After having read through a good bit of the replies, I've organized my thoughts a bit and thought I'd present them:
I think what bothers me about the 4E combat system "kludges" is not so much the use of a grid; I've been using gridded combat and minis since I got into D&D. Its the changes like reducing monster hit points by half, increasing character damage output, not using monsters above the character's level +2, using egg timers to limit character's turns and those sort of tricks to get combats down to a "reasonable length" that irk me. Overall, the RAW combat of 4E simply takes too long to resolve, grid or no grid. If I had to pull the same stunts in my 3.X game or Vampire game to get a combat under 30 minutes, I'd be highly annoyed.
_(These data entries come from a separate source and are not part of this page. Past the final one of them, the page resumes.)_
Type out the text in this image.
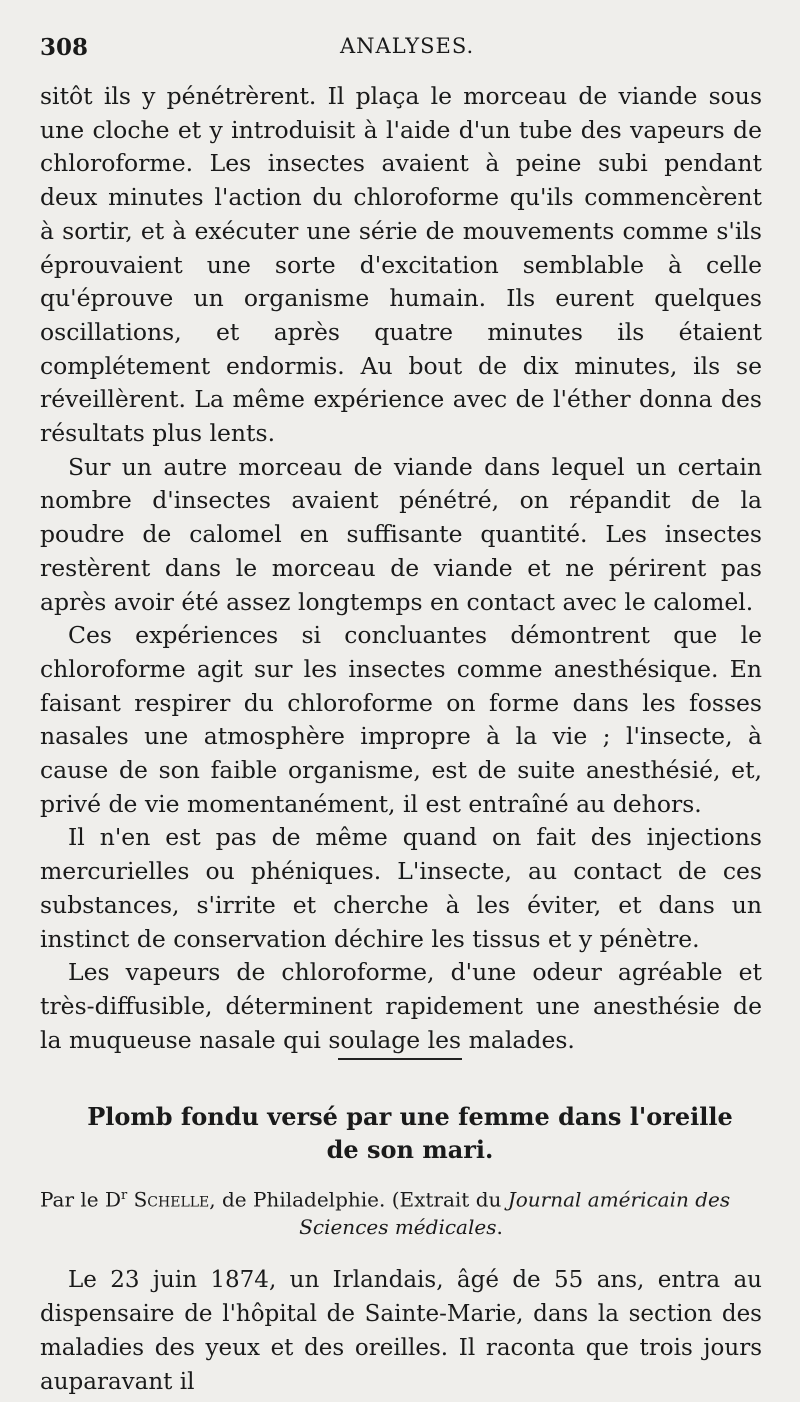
308	ANALYSES.

sitôt ils y pénétrèrent. Il plaça le morceau de viande sous une cloche et y introduisit à l'aide d'un tube des vapeurs de chloroforme. Les insectes avaient à peine subi pendant deux minutes l'action du chloroforme qu'ils commencèrent à sortir, et à exécuter une série de mouvements comme s'ils éprouvaient une sorte d'excitation semblable à celle qu'éprouve un organisme humain. Ils eurent quelques oscillations, et après quatre minutes ils étaient complétement endormis. Au bout de dix minutes, ils se réveillèrent. La même expérience avec de l'éther donna des résultats plus lents.

Sur un autre morceau de viande dans lequel un certain nombre d'insectes avaient pénétré, on répandit de la poudre de calomel en suffisante quantité. Les insectes restèrent dans le morceau de viande et ne périrent pas après avoir été assez longtemps en contact avec le calomel.

Ces expériences si concluantes démontrent que le chloroforme agit sur les insectes comme anesthésique. En faisant respirer du chloroforme on forme dans les fosses nasales une atmosphère impropre à la vie ; l'insecte, à cause de son faible organisme, est de suite anesthésié, et, privé de vie momentanément, il est entraîné au dehors.

Il n'en est pas de même quand on fait des injections mercurielles ou phéniques. L'insecte, au contact de ces substances, s'irrite et cherche à les éviter, et dans un instinct de conservation déchire les tissus et y pénètre.

Les vapeurs de chloroforme, d'une odeur agréable et très-diffusible, déterminent rapidement une anesthésie de la muqueuse nasale qui soulage les malades.

Plomb fondu versé par une femme dans l'oreille
de son mari.
Par le $D^r$ Schelle, de Philadelphie. (Extrait du Journal américain des
Sciences médicales.

Le 23 juin 1874, un Irlandais, âgé de 55 ans, entra au dispensaire de l'hôpital de Sainte-Marie, dans la section des maladies des yeux et des oreilles. Il raconta que trois jours auparavant il
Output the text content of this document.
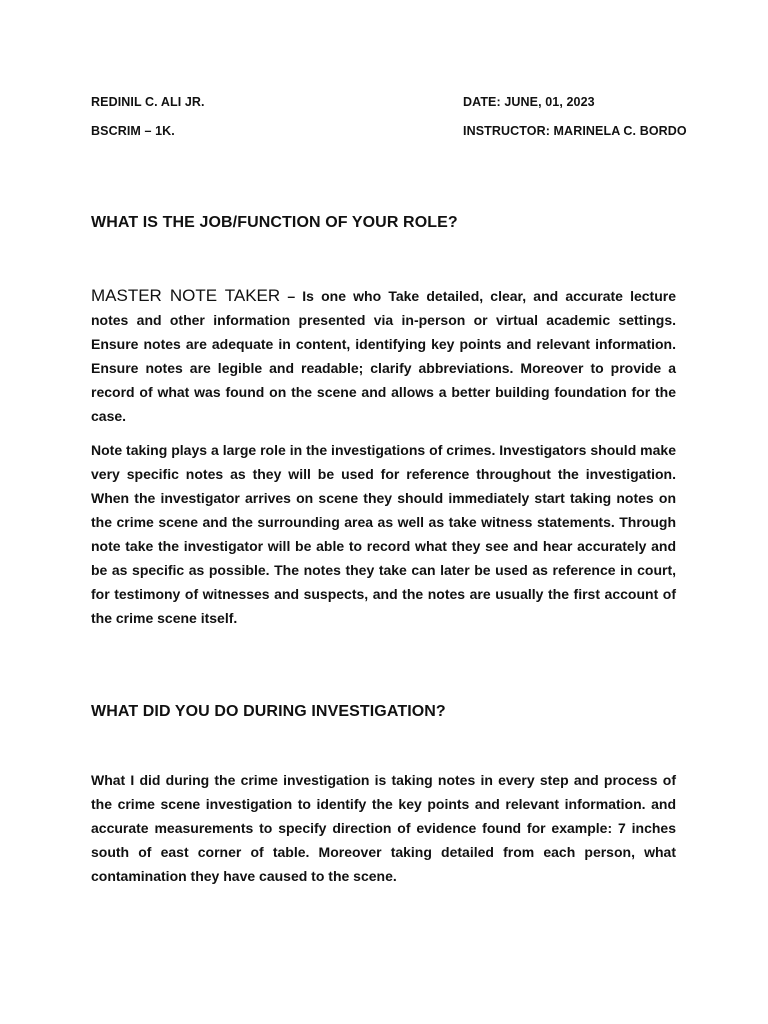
REDINIL C. ALI JR.
BSCRIM – 1K.
DATE: JUNE, 01, 2023
INSTRUCTOR: MARINELA C. BORDO
WHAT IS THE JOB/FUNCTION OF YOUR ROLE?
MASTER NOTE TAKER – Is one who Take detailed, clear, and accurate lecture notes and other information presented via in-person or virtual academic settings. Ensure notes are adequate in content, identifying key points and relevant information. Ensure notes are legible and readable; clarify abbreviations. Moreover to provide a record of what was found on the scene and allows a better building foundation for the case.
Note taking plays a large role in the investigations of crimes. Investigators should make very specific notes as they will be used for reference throughout the investigation. When the investigator arrives on scene they should immediately start taking notes on the crime scene and the surrounding area as well as take witness statements. Through note take the investigator will be able to record what they see and hear accurately and be as specific as possible. The notes they take can later be used as reference in court, for testimony of witnesses and suspects, and the notes are usually the first account of the crime scene itself.
WHAT DID YOU DO DURING INVESTIGATION?
What I did during the crime investigation is taking notes in every step and process of the crime scene investigation to identify the key points and relevant information. and accurate measurements to specify direction of evidence found for example: 7 inches south of east corner of table. Moreover taking detailed from each person, what contamination they have caused to the scene.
The 4E combat system, overall, annoys me because it is built like a mini-game within the game. If the base combat rules ran more along the level of detail of a skill challenge (say, a 12 success skill challenge; at-wills, encounter and daily "powers" would be akin to different skills) with the option to add deeper detail to the game (perhaps in its own splatbook), I don't think it would bother me so much*. Running combats that are the length (and appearance) of other wargame tournament rounds (such as Mechwarrior: Dark Age or WH40K games I used to play in or a DDM game), simply does not appeal to me, or several of my gamers.
* In fact, I've made several stabs at trying to convert 4E's combat system into a skill challenge. I just haven't had the energy to sit down and slog through it; there's other games that do what I want without having to rewrite so much of the system.